Node.js, a project commonly associated with building web apps, is actually just a tool for managing cross-platform streaming I/O. NPM, a repository of modules published with Node, is [ripe](https://npmjs.org/search?q=stream) with [modular approaches](https://blog.nodejitsu.com/npm-innovation-through-modularity) to streaming I/O for tons of databases, file formats and APIs.
100% of my work on `dat` and related projects will be open source and optimized for contribution. I know I can't write plugins for every database under the sun alone, but I *can* enable hundreds of developers around the world to work together towards a common goal.
NPM makes publishing modules ridiculously easy. `git`, on the other hand, isn't extensible in this way. They solve different problems. If you can host your data on GitHub, use it! If you can't, you will need something better suited for your use case. NPM even supports installing from `git`, so you can publish your data to GitHub and there will still be an easy workflow for using `dat` to consume it later if you need to.
And don't worry, you won't need to know or like JavaScript to contribute to the `dat` effort.
### BSD Licensed
Copyright (c) 2013 Max Ogden and contributors
All rights reserved.
Redistribution and use in source and binary forms, with or without modification, are permitted provided that the following conditions are met:
Redistributions of source code must retain the above copyright notice, this list of conditions and the following disclaimer.
Redistributions in binary form must reproduce the above copyright notice, this list of conditions and the following disclaimer in the documentation and/or other materials provided with the distribution.

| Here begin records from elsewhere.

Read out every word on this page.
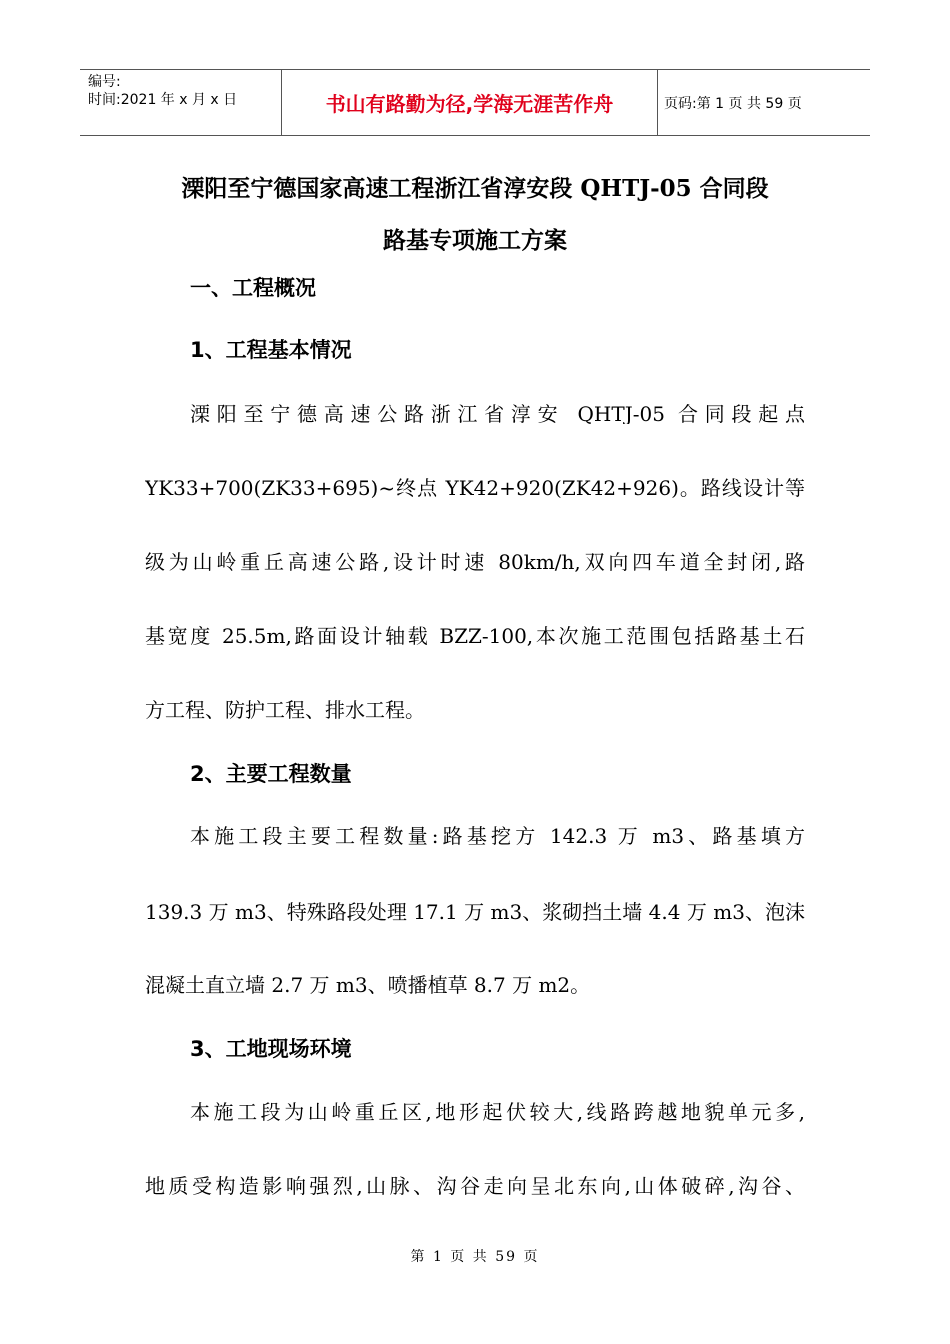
编号:
时间:2021 年 x 月 x 日	书山有路勤为径,学海无涯苦作舟	页码:第 1 页 共 59 页
溧阳至宁德国家高速工程浙江省淳安段 QHTJ-05 合同段
路基专项施工方案
一、工程概况
1、工程基本情况
溧阳至宁德高速公路浙江省淳安 QHTJ-05 合同段起点
YK33+700(ZK33+695)~终点 YK42+920(ZK42+926)。路线设计等
级为山岭重丘高速公路,设计时速 80km/h,双向四车道全封闭,路
基宽度 25.5m,路面设计轴载 BZZ-100,本次施工范围包括路基土石
方工程、防护工程、排水工程。
2、主要工程数量
本施工段主要工程数量:路基挖方 142.3 万 m3、路基填方
139.3 万 m3、特殊路段处理 17.1 万 m3、浆砌挡土墙 4.4 万 m3、泡沫
混凝土直立墙 2.7 万 m3、喷播植草 8.7 万 m2。
3、工地现场环境
本施工段为山岭重丘区,地形起伏较大,线路跨越地貌单元多,
地质受构造影响强烈,山脉、沟谷走向呈北东向,山体破碎,沟谷、
第 1 页 共 59 页
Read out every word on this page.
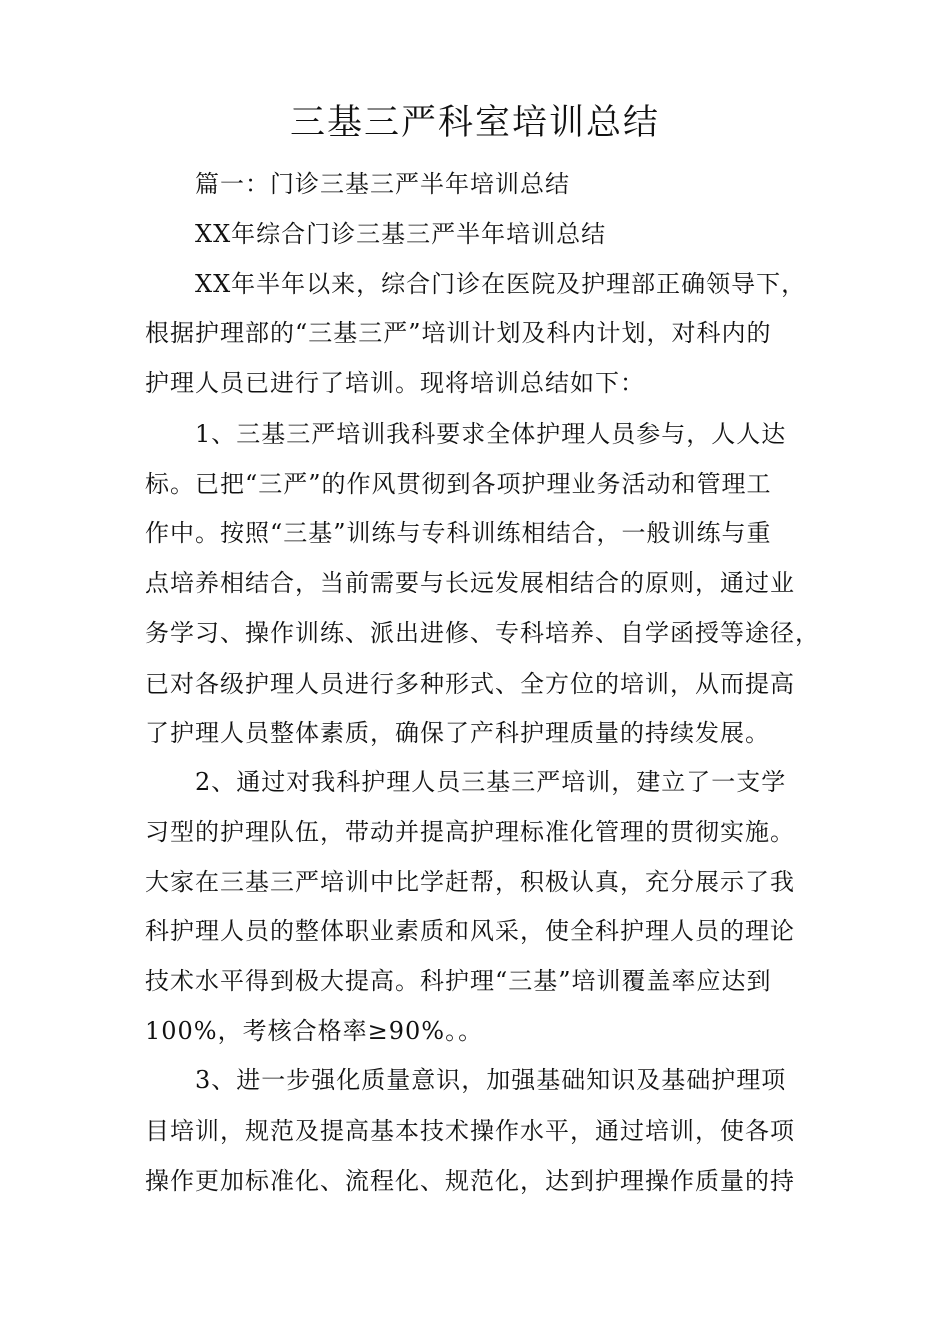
三基三严科室培训总结
篇一：门诊三基三严半年培训总结
XX年综合门诊三基三严半年培训总结
XX年半年以来，综合门诊在医院及护理部正确领导下，
根据护理部的“三基三严”培训计划及科内计划，对科内的
护理人员已进行了培训。现将培训总结如下：
1、三基三严培训我科要求全体护理人员参与，人人达
标。已把“三严”的作风贯彻到各项护理业务活动和管理工
作中。按照“三基”训练与专科训练相结合，一般训练与重
点培养相结合，当前需要与长远发展相结合的原则，通过业
务学习、操作训练、派出进修、专科培养、自学函授等途径，
已对各级护理人员进行多种形式、全方位的培训，从而提高
了护理人员整体素质，确保了产科护理质量的持续发展。
2、通过对我科护理人员三基三严培训，建立了一支学
习型的护理队伍，带动并提高护理标准化管理的贯彻实施。
大家在三基三严培训中比学赶帮，积极认真，充分展示了我
科护理人员的整体职业素质和风采，使全科护理人员的理论
技术水平得到极大提高。科护理“三基”培训覆盖率应达到
100%，考核合格率≥90%。。
3、进一步强化质量意识，加强基础知识及基础护理项
目培训，规范及提高基本技术操作水平，通过培训，使各项
操作更加标准化、流程化、规范化，达到护理操作质量的持
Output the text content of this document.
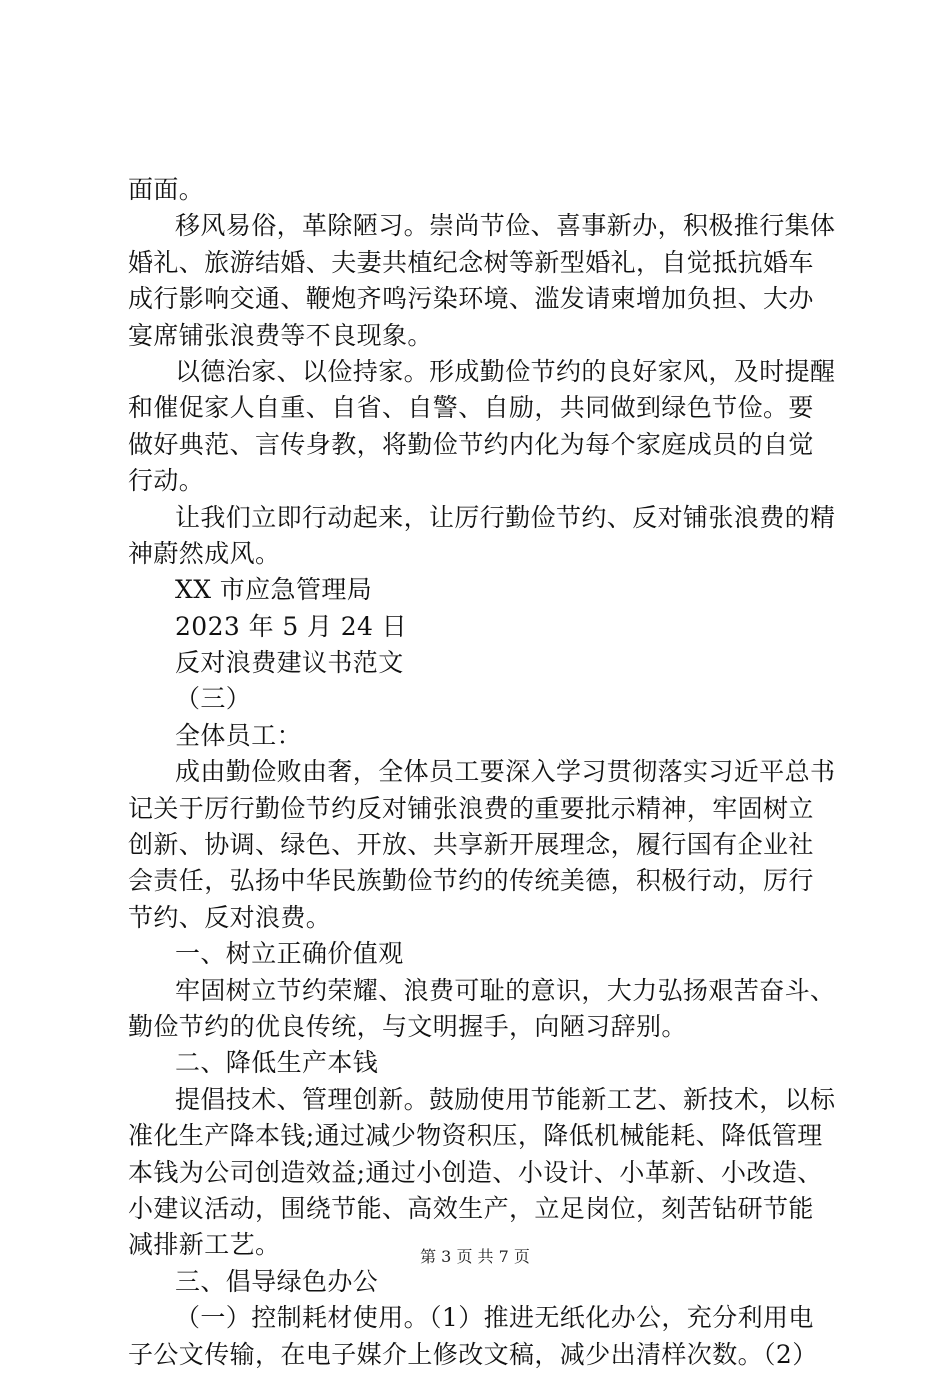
面面。
移风易俗，革除陋习。崇尚节俭、喜事新办，积极推行集体
婚礼、旅游结婚、夫妻共植纪念树等新型婚礼，自觉抵抗婚车
成行影响交通、鞭炮齐鸣污染环境、滥发请柬增加负担、大办
宴席铺张浪费等不良现象。
以德治家、以俭持家。形成勤俭节约的良好家风，及时提醒
和催促家人自重、自省、自警、自励，共同做到绿色节俭。要
做好典范、言传身教，将勤俭节约内化为每个家庭成员的自觉
行动。
让我们立即行动起来，让厉行勤俭节约、反对铺张浪费的精
神蔚然成风。
XX 市应急管理局
2023 年 5 月 24 日
反对浪费建议书范文
（三）
全体员工：
成由勤俭败由奢，全体员工要深入学习贯彻落实习近平总书
记关于厉行勤俭节约反对铺张浪费的重要批示精神，牢固树立
创新、协调、绿色、开放、共享新开展理念，履行国有企业社
会责任，弘扬中华民族勤俭节约的传统美德，积极行动，厉行
节约、反对浪费。
一、树立正确价值观
牢固树立节约荣耀、浪费可耻的意识，大力弘扬艰苦奋斗、
勤俭节约的优良传统，与文明握手，向陋习辞别。
二、降低生产本钱
提倡技术、管理创新。鼓励使用节能新工艺、新技术，以标
准化生产降本钱;通过减少物资积压，降低机械能耗、降低管理
本钱为公司创造效益;通过小创造、小设计、小革新、小改造、
小建议活动，围绕节能、高效生产，立足岗位，刻苦钻研节能
减排新工艺。
三、倡导绿色办公
（一）控制耗材使用。（1）推进无纸化办公，充分利用电
子公文传输，在电子媒介上修改文稿，减少出清样次数。（2）
第 3 页 共 7 页
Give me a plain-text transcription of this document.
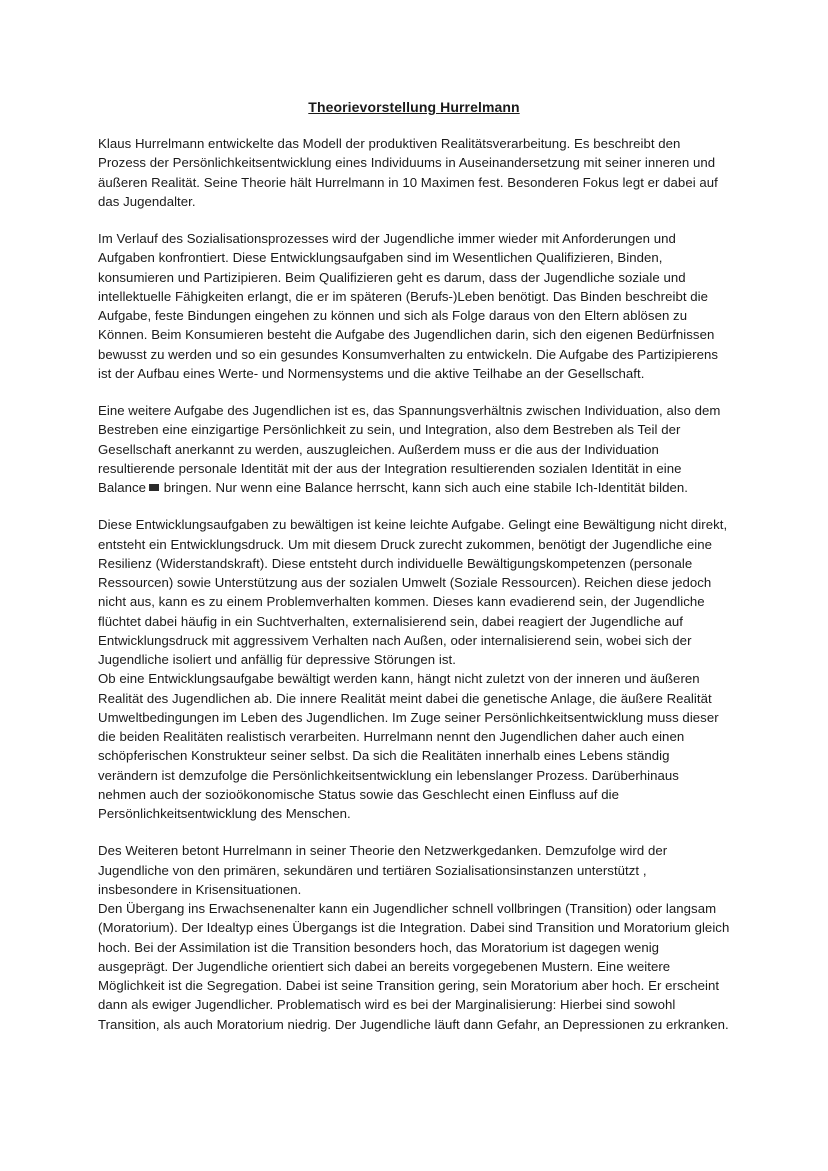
Theorievorstellung Hurrelmann

Klaus Hurrelmann entwickelte das Modell der produktiven Realitätsverarbeitung. Es beschreibt den Prozess der Persönlichkeitsentwicklung eines Individuums in Auseinandersetzung mit seiner inneren und äußeren Realität. Seine Theorie hält Hurrelmann in 10 Maximen fest. Besonderen Fokus legt er dabei auf das Jugendalter.

Im Verlauf des Sozialisationsprozesses wird der Jugendliche immer wieder mit Anforderungen und Aufgaben konfrontiert. Diese Entwicklungsaufgaben sind im Wesentlichen Qualifizieren, Binden, konsumieren und Partizipieren. Beim Qualifizieren geht es darum, dass der Jugendliche soziale und intellektuelle Fähigkeiten erlangt, die er im späteren (Berufs-)Leben benötigt. Das Binden beschreibt die Aufgabe, feste Bindungen eingehen zu können und sich als Folge daraus von den Eltern ablösen zu Können. Beim Konsumieren besteht die Aufgabe des Jugendlichen darin, sich den eigenen Bedürfnissen bewusst zu werden und so ein gesundes Konsumverhalten zu entwickeln. Die Aufgabe des Partizipierens ist der Aufbau eines Werte- und Normensystems und die aktive Teilhabe an der Gesellschaft.

Eine weitere Aufgabe des Jugendlichen ist es, das Spannungsverhältnis zwischen Individuation, also dem Bestreben eine einzigartige Persönlichkeit zu sein, und Integration, also dem Bestreben als Teil der Gesellschaft anerkannt zu werden, auszugleichen. Außerdem muss er die aus der Individuation resultierende personale Identität mit der aus der Integration resultierenden sozialen Identität in eine Balance bringen. Nur wenn eine Balance herrscht, kann sich auch eine stabile Ich-Identität bilden.

Diese Entwicklungsaufgaben zu bewältigen ist keine leichte Aufgabe. Gelingt eine Bewältigung nicht direkt, entsteht ein Entwicklungsdruck. Um mit diesem Druck zurecht zukommen, benötigt der Jugendliche eine Resilienz (Widerstandskraft). Diese entsteht durch individuelle Bewältigungskompetenzen (personale Ressourcen) sowie Unterstützung aus der sozialen Umwelt (Soziale Ressourcen). Reichen diese jedoch nicht aus, kann es zu einem Problemverhalten kommen. Dieses kann evadierend sein, der Jugendliche flüchtet dabei häufig in ein Suchtverhalten, externalisierend sein, dabei reagiert der Jugendliche auf Entwicklungsdruck mit aggressivem Verhalten nach Außen, oder internalisierend sein, wobei sich der Jugendliche isoliert und anfällig für depressive Störungen ist.

Ob eine Entwicklungsaufgabe bewältigt werden kann, hängt nicht zuletzt von der inneren und äußeren Realität des Jugendlichen ab. Die innere Realität meint dabei die genetische Anlage, die äußere Realität Umweltbedingungen im Leben des Jugendlichen. Im Zuge seiner Persönlichkeitsentwicklung muss dieser die beiden Realitäten realistisch verarbeiten. Hurrelmann nennt den Jugendlichen daher auch einen schöpferischen Konstrukteur seiner selbst. Da sich die Realitäten innerhalb eines Lebens ständig verändern ist demzufolge die Persönlichkeitsentwicklung ein lebenslanger Prozess. Darüberhinaus nehmen auch der sozioökonomische Status sowie das Geschlecht einen Einfluss auf die Persönlichkeitsentwicklung des Menschen.

Des Weiteren betont Hurrelmann in seiner Theorie den Netzwerkgedanken. Demzufolge wird der Jugendliche von den primären, sekundären und tertiären Sozialisationsinstanzen unterstützt , insbesondere in Krisensituationen.

Den Übergang ins Erwachsenenalter kann ein Jugendlicher schnell vollbringen (Transition) oder langsam (Moratorium). Der Idealtyp eines Übergangs ist die Integration. Dabei sind Transition und Moratorium gleich hoch. Bei der Assimilation ist die Transition besonders hoch, das Moratorium ist dagegen wenig ausgeprägt. Der Jugendliche orientiert sich dabei an bereits vorgegebenen Mustern. Eine weitere Möglichkeit ist die Segregation. Dabei ist seine Transition gering, sein Moratorium aber hoch. Er erscheint dann als ewiger Jugendlicher. Problematisch wird es bei der Marginalisierung: Hierbei sind sowohl Transition, als auch Moratorium niedrig. Der Jugendliche läuft dann Gefahr, an Depressionen zu erkranken.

THIS SOFTWARE IS PROVIDED BY THE COPYRIGHT HOLDERS AND CONTRIBUTORS "AS IS" AND ANY EXPRESS OR IMPLIED WARRANTIES, INCLUDING, BUT NOT LIMITED TO, THE IMPLIED WARRANTIES OF MERCHANTABILITY AND FITNESS FOR A PARTICULAR PURPOSE ARE DISCLAIMED. IN NO EVENT SHALL THE COPYRIGHT HOLDER OR CONTRIBUTORS BE LIABLE FOR ANY DIRECT, INDIRECT, INCIDENTAL, SPECIAL, EXEMPLARY, OR CONSEQUENTIAL DAMAGES (INCLUDING, BUT NOT LIMITED TO, PROCUREMENT OF SUBSTITUTE GOODS OR SERVICES; LOSS OF USE, DATA, OR PROFITS; OR BUSINESS INTERRUPTION) HOWEVER CAUSED AND ON ANY THEORY OF LIABILITY, WHETHER IN CONTRACT, STRICT LIABILITY, OR TORT (INCLUDING NEGLIGENCE OR OTHERWISE) ARISING IN ANY WAY OUT OF THE USE OF THIS SOFTWARE, EVEN IF ADVISED OF THE POSSIBILITY OF SUCH DAMAGE.